Il y a des gens qui rêvent d’un sac de chez Chanel.

Mais dans cet emploi relevé par Salianne, la combinaison « de chez » sert à intensifier, peut-être comme s’il y avait un lieu où ce dont on parle était à son maximum. Ce qui est compliqué, c’est que cette expression ne fonctionne vraiment pas avec n’importe quels mots ni dans n’importe quel contexte. J’avoue avoir du mal à définir pourquoi ! Alors voici quelques exemples qui me sont venus.

Avec des adjectifs :
C’est nul de chez nul. = C’est vraiment très nul, on ne trouve rien d’aussi nul nulle part.
Le ciel était bleu de chez bleu. = Il n’existe pas de ciel plus bleu.
Ce qu’il a fait, c’est vraiment moche de chez moche. = C’est très, très moche.
Chez eux, c’est grand de chez grand, tu ne peux pas imaginer !

Parfois avec des noms :
Tu verras, c’est du caviar de chez caviar. = Il n’y a pas meilleur caviar.

Parfois avec des verbes :
C’est ce qu’on appelle râler de chez râler. = Cette personne a vraiment râlé, c’est-à-dire s’est vraiment plainte de quelque chose.
Il s’est planté de chez planté = Il a vraiment raté ce qu’il voulait faire.
Je me suis perdue de chez perdu. = Je ne savais plus du tout où j’étais.

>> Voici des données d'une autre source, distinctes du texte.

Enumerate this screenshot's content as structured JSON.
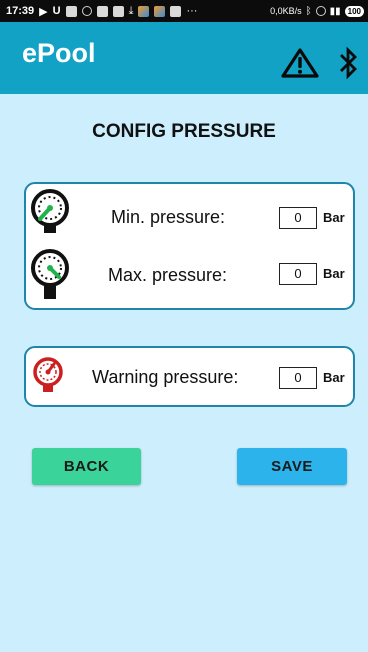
{
  "status_bar": {
    "time": "17:39",
    "speed": "0,0KB/s",
    "ellipsis": "···",
    "battery": "100"
  },
  "app": {
    "title": "ePool"
  },
  "page": {
    "title": "CONFIG PRESSURE"
  },
  "pressure_card": {
    "min_label": "Min. pressure:",
    "min_value": "0",
    "max_label": "Max. pressure:",
    "max_value": "0",
    "unit": "Bar"
  },
  "warning_card": {
    "label": "Warning pressure:",
    "value": "0",
    "unit": "Bar"
  },
  "buttons": {
    "back": "BACK",
    "save": "SAVE"
  },
  "colors": {
    "app_bar": "#11a2c6",
    "background": "#cdeefc",
    "card_border": "#1f85aa",
    "back_button": "#3ad39a",
    "save_button": "#2db3ec",
    "gauge_needle_green": "#1fb34a",
    "warning_gauge": "#cc1f1f"
  },
  "icons": {
    "warning": "warning-triangle-icon",
    "bluetooth": "bluetooth-icon",
    "min_gauge": "pressure-gauge-icon",
    "max_gauge": "pressure-gauge-icon",
    "warning_gauge": "warning-gauge-icon"
  }
}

Vous voyez, ce n’est finalement pas facile de chez facile ! Si de votre côté, vous rencontrez d’autres exemples, venez les partager ici avec nous tous.

Et comme je suis triste de chez triste – je viens de perdre mon frère et c’est une infinie tristesse – je partage avec vous cette beauté qui me console :

Trop, c’est trop

Dans mon dernier billet il y a quelques jours, en écoutant parler Violette la navigatrice, vous avez entendu qu’elle partage avec nous ses émotions, celles qu’elle a ressenties pendant ses quelques trois mois seule en mer, puis celles qu’elle a éprouvées à son retour sur la terre ferme. Alors, avez-vous remarqué qu’un petit mot très ordinaire est revenu à plusieurs reprises dans son témoignage ?

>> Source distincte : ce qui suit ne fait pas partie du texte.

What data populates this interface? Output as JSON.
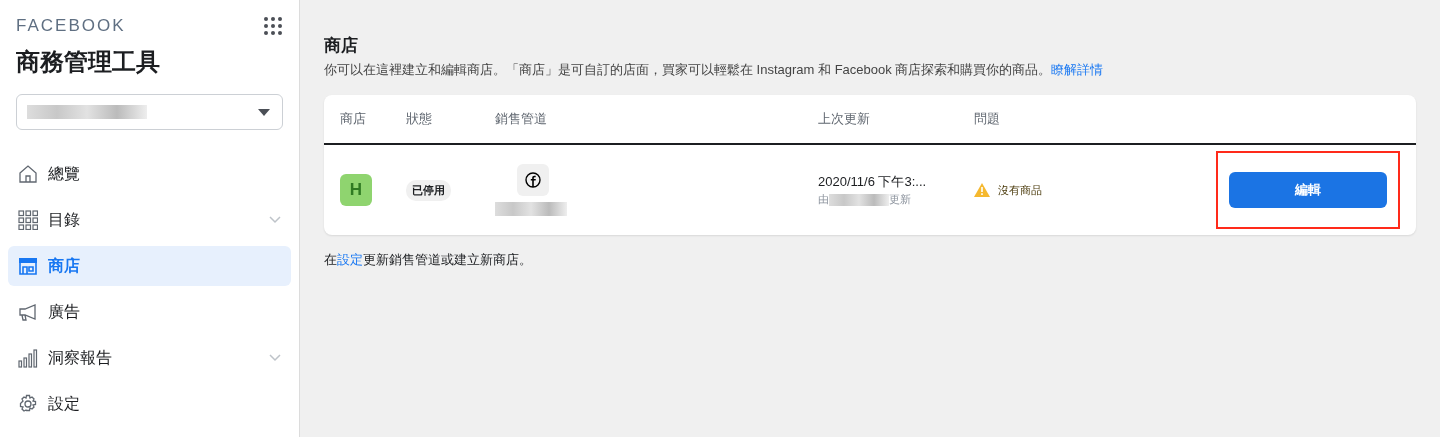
{
  "sidebar": {
    "brand": "FACEBOOK",
    "title": "商務管理工具",
    "items": [
      {
        "label": "總覽",
        "kind": "home",
        "selected": false,
        "has_submenu": false
      },
      {
        "label": "目錄",
        "kind": "grid",
        "selected": false,
        "has_submenu": true
      },
      {
        "label": "商店",
        "kind": "store",
        "selected": true,
        "has_submenu": false
      },
      {
        "label": "廣告",
        "kind": "megaphone",
        "selected": false,
        "has_submenu": false
      },
      {
        "label": "洞察報告",
        "kind": "chart",
        "selected": false,
        "has_submenu": true
      },
      {
        "label": "設定",
        "kind": "gear",
        "selected": false,
        "has_submenu": false
      }
    ]
  },
  "main": {
    "title": "商店",
    "description": "你可以在這裡建立和編輯商店。「商店」是可自訂的店面，買家可以輕鬆在 Instagram 和 Facebook 商店探索和購買你的商品。",
    "learn_more_link": "瞭解詳情",
    "table": {
      "columns": [
        "商店",
        "狀態",
        "銷售管道",
        "上次更新",
        "問題"
      ],
      "rows": [
        {
          "shop_initial": "H",
          "status": "已停用",
          "updated": "2020/11/6 下午3:...",
          "updated_by_prefix": "由",
          "updated_by_suffix": "更新",
          "issue": "沒有商品",
          "action": "編輯",
          "highlighted": true
        }
      ]
    },
    "footer": {
      "prefix": "在",
      "link": "設定",
      "suffix": "更新銷售管道或建立新商店。"
    }
  }
}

Les retrouvailles avec les proches, c’était trop bien.
Mon équipe m’a organisé une grande soirée, c’était trop, trop chouette !
Vraiment, j’ai trop envie de verdure.
Ce qui est trop bizarre, c’est, du jour au lendemain, de voir des milliers de visages et des milliers de personnes.
Et maintenant, je suis trop heureuse. J’ai adoré ce Vendée Globe et j’ai trop envie de peut-être en repréparer un autre !

Si j’en fais le sujet d’un petit billet aujourd’hui, c’est que pour ceux qui apprennent le français, ce « trop » peut vous sembler un peu bizarre puisque habituellement, il indique un excès, il signifie que quelque chose dépasse la norme :
– Il y avait trop de monde, nous n’avons pas pu avoir des places pour ce concert.
– Quand les riches deviennent trop riches et les pauvres trop pauvres, le monde va vraiment mal.
– Elle n’aime pas les films trop tristes.

– C’était trop dangereux de skier dans cet endroit.

Mais comme Violette, nous sommes très nombreux à employer « trop » pour parler de quelque chose qui n’est pourtant jamais trop ! Il faut simplement se souvenir que c’est possible mais à l’oral, dans des conversations familières. Et dans ce cas, trop devient synonyme de très, de vraiment et sert à exprimer avec plus de force ce qu’on ressent :
– Merci pour ton cadeau, ça me fait trop plaisir !
– J’ai adoré ce film, il est trop drôle !
– Ouah, ta robe est trop belle !
– Ouah, trop bien ! Trop cool !
– Trop bonne idée !

– C’est trop gentil ! Trop sympa !
– J’ai trop envie de partir en vacances !

On retrouve également ce trop équivalent de vraiment dans des phrases négatives très courantes à l’oral :
– Je ne sais pas trop quoi faire pour l’aider. ( = Je ne sais pas très bien quoi faire / Je ne sais pas vraiment quoi faire)
– Je (ne) sais pas trop comment expliquer ça. C’est compliqué. J’ai pas les mots.
– Il a pas trop su quoi me répondre.
– J’ai pas trop compris pourquoi il s’est fâché.
– Non, on n’a pas trop envie d’y aller.

– Qu’est-ce qui s’est passé ?
Je sais pas trop. / On sait pas trop.

– Tu manges pas ?
Bah en fait, j’aime pas trop les huîtres.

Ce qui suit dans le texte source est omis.